The first are supporters’ clubs with thousands of members, all organised by volunteers. Apart from the fabled direct efforts of these volunteers – like the post-war clearing of rubble at the site of the original Old Trafford – these individuals gave to the club in countless ways. When football was a much less professional sport and volunteer efforts played an important part in fielding a team, they provided the manpower necessary to make the organisation run.
But such efforts have not played an important role for a long time; the club is professional and employees are paid good salaries. Where are the ‘donated’ contributions to be found now? More importantly, where is the evidence that the club is benefiting from, and asking for, such donations?
Manchester United’s product advertising gives some clues as to what the club’s marketers at least think is going on. Consider the following lines quoted from the club’s official credit card advertisement on its website:
‘Support Manchester United? Then apply for the Manchester United credit card today. Show the world you're a United supporter. New designs, new benefits and a new reward scheme – and every penny we earn goes to benefit the Club and the Academy. What more could you ask for?’

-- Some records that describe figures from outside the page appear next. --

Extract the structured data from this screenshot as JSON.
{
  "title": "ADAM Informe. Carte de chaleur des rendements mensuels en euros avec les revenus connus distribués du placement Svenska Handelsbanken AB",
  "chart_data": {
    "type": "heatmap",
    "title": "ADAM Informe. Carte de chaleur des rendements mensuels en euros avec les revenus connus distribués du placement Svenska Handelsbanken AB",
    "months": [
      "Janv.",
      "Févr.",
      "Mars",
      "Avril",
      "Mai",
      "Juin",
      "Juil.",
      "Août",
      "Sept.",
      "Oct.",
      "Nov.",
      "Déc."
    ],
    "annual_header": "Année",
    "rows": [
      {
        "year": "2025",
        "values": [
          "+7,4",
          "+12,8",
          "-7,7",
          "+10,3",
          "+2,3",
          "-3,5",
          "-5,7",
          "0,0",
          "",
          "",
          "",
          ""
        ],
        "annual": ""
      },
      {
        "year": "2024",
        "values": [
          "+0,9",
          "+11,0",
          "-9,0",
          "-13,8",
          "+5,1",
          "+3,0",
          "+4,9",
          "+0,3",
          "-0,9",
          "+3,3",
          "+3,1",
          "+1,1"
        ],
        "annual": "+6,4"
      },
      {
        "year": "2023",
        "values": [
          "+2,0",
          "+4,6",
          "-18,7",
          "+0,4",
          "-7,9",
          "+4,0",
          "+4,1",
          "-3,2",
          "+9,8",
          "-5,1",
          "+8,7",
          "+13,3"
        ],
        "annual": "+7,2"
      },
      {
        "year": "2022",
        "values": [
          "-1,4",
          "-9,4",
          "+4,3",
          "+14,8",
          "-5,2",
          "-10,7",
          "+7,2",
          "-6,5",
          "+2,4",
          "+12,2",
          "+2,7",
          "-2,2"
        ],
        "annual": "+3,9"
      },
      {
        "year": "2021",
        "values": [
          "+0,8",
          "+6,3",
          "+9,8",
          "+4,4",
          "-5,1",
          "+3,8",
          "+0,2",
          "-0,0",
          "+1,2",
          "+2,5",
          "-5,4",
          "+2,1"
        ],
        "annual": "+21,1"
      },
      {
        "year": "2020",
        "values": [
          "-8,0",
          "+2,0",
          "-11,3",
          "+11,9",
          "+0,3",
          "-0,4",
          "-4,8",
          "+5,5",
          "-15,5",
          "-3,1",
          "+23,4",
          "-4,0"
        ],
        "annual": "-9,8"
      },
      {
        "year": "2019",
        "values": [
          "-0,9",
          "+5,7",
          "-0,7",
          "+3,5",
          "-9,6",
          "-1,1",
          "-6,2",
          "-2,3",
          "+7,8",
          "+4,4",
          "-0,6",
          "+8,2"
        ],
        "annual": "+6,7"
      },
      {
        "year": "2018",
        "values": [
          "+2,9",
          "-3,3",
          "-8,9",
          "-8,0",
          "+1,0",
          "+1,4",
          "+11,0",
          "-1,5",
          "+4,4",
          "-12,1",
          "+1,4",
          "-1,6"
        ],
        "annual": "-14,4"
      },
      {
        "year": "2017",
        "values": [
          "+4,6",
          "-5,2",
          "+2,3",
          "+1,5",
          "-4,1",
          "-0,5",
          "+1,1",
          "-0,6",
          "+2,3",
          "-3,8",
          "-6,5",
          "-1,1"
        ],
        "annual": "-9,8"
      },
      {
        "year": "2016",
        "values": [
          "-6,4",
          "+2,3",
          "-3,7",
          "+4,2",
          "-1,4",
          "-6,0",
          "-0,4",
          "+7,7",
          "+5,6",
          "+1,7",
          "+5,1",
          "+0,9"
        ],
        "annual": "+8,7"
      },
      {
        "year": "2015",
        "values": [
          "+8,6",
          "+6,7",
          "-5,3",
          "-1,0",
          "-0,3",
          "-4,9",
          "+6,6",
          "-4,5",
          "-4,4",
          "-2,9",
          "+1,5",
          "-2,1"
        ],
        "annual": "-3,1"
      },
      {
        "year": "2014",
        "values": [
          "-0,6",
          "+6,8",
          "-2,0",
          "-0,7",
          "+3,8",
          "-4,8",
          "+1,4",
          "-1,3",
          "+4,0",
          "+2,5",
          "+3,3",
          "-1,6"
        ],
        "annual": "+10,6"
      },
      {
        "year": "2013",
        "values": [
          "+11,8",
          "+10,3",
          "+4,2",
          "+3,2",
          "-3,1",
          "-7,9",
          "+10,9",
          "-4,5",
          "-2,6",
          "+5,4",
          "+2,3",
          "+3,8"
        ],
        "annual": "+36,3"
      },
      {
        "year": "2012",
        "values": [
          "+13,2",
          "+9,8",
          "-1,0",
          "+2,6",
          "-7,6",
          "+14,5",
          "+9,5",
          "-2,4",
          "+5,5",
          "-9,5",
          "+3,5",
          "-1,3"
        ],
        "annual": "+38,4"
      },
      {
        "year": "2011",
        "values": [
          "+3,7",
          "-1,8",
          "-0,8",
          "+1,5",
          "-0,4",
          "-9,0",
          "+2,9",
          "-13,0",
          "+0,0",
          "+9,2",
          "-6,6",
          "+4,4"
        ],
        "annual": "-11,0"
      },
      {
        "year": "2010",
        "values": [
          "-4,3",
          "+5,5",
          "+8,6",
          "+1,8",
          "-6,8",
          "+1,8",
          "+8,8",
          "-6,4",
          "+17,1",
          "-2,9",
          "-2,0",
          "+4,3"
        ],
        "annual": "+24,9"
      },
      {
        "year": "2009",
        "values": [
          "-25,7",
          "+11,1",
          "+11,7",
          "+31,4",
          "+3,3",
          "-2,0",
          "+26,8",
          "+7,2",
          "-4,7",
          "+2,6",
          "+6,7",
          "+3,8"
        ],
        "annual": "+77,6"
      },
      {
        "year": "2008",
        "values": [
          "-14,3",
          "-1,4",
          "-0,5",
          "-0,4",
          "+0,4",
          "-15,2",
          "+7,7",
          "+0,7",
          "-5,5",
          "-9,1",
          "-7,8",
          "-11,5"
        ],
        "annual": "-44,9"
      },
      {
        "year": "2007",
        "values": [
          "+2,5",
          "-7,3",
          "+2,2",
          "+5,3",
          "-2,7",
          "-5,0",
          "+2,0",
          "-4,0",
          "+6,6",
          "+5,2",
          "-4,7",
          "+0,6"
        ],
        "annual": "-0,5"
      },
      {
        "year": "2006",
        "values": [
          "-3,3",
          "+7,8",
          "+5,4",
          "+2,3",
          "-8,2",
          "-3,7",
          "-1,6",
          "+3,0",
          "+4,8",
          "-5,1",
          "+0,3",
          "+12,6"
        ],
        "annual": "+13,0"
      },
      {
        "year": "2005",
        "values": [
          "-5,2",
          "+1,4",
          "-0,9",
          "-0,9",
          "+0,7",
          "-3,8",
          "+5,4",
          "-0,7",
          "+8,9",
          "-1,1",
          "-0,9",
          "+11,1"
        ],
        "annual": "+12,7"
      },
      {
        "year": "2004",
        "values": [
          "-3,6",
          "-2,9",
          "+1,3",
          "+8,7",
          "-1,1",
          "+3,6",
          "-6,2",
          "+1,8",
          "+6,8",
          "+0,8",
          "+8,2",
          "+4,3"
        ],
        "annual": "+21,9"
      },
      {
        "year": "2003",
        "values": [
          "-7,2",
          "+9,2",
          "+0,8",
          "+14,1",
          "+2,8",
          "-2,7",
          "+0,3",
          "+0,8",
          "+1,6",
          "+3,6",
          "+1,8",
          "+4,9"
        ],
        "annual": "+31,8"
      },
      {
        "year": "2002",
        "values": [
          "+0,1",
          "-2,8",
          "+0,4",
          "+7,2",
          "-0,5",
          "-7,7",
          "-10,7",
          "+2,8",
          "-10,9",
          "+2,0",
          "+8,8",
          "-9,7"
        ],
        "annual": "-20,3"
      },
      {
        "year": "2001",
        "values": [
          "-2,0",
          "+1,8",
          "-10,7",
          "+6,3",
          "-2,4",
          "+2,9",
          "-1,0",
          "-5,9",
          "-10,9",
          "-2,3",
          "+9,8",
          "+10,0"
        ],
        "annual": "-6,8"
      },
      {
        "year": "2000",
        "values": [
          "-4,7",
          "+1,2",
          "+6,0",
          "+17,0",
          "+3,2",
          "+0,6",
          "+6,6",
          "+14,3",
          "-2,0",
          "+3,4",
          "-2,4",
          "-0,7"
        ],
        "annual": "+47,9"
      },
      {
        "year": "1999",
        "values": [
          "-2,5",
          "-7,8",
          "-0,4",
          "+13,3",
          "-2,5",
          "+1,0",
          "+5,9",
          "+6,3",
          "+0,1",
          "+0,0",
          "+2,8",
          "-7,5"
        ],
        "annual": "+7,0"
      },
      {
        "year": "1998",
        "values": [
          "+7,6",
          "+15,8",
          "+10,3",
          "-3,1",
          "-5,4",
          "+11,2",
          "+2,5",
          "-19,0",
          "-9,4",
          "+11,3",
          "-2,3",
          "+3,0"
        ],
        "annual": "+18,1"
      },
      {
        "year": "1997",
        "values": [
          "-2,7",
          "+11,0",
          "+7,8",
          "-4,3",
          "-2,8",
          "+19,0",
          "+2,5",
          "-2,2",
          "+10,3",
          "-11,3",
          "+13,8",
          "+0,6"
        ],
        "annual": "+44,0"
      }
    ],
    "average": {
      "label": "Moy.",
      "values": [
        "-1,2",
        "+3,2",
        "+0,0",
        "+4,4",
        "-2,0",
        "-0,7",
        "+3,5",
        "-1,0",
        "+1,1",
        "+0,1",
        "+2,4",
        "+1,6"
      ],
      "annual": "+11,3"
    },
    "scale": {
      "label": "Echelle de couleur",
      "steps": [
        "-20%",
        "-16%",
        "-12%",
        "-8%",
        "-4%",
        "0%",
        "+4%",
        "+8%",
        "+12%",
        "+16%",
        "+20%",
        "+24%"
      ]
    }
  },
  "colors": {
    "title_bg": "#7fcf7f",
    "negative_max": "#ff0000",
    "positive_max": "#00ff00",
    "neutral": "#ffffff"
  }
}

The marketing for Manchester United products appeals to the implicit agreement with fans in a crystal clear way: 'Buy good x, not because it’s the cheapest or the best (it may not be), but that doesn’t matter because any profits that we make from it will go towards advancing something you really care about – the on-field success of Manchester United Football Club.’
Just what these appeals to the greater good mean now is not so clear when the club is owned by an individual with no interest in soccer, who has purchased it to make money. What could ‘every penny we earn goes to benefit the club’ mean in the present context?
So the bottom line is this: the club was a good purchase for Malcolm Glazer because it had been run in a way that honoured a previous and longstanding implicit agreement with its supporters. The supporters gave it resources and in return the club was geared around maximising winning, not the value of the assets built from those resources.
The club’s assets reflected those years of donations and were ripe for the picking. By buying the club at a value that reflects it being run as a success-maximising institution, and selling it later (which no doubt will happen) at a value that reflects it being run as a value-maximising institution, there is a large profit to be made.